It seems to me that there is a lot of talk in Higher Education (and really in education in general) about engagement. I recently had an experience that got me thinking about engagement and how to spot it when it is happening.
As you may know if you read my blog I am a gamer & an educator – and I find my passion at the intersection of those two identities. So, early in the second semester of the 2012-13 academic year, I planned an all day gaming event on campus. Student’s loved it and said they wanted to do it again sometime during the semester. When Felicia Day and Wil Wheaton declared March 30 to be International Tabletop Day – I saw it as the perfect opportunity.

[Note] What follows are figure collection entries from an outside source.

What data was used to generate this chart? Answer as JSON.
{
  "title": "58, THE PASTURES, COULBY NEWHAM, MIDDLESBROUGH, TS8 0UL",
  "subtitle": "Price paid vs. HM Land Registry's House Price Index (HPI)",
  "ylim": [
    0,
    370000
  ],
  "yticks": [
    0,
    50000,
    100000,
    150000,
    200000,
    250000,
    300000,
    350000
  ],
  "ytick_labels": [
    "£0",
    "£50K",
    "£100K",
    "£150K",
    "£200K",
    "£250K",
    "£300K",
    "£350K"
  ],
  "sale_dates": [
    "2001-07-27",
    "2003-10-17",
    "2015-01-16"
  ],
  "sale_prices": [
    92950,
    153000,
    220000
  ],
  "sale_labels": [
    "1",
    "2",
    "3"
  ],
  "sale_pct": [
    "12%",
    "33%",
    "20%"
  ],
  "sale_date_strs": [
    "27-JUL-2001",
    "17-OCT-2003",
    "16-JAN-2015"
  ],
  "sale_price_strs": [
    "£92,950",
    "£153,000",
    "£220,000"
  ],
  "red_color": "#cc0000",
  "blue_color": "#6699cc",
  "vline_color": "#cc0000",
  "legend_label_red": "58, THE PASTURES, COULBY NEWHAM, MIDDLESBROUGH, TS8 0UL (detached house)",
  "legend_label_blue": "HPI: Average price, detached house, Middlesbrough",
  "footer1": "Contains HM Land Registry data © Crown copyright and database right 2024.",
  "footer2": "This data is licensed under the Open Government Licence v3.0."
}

So I recruited some students to help, and we planned another all day event on campus for March 30. The event was awesome. We started at 11am and didn’t wrap up until around 3:30am (that’s not a typo- we where there for 16.5 hours). There were 2 questions I heard students asked that I’ve been thinking about a lot since the event.
The first question is “What time is it?” If you are familiar with the work of Mihaly Csikszentmihalyi and his concept of flow, then you know that one of the main indicators that people are experiencing flow is a loss of a sense of time passing (or temporal distortion). When students at the International Tabletop Day event asked what time it was – they were often astonished by the answer and responded with declarations like “There is no way that’s right. I haven’t been here for six hours already.” This response is a pretty strong indicator that they were experiencing flow – and highly engaged.
Another way to define engagement involves a sense of ownership. Engaged students feel they own the program. The second question that I heard at International Tabletop Day that indicates students were engaged was, “How can I help?” When students ask how they can help, it tells me that they want to go beyond simple participation and “own” the event. Students helped secure funding, they hung flyers to advertise the event, they helped set-up, they even stayed afterwards to help clean up.
Measuring student engagement is a difficult prospect – but you can feel well assured that if students are asking “What time is it?” and “How can I help?” you are likely creating an engaging experience.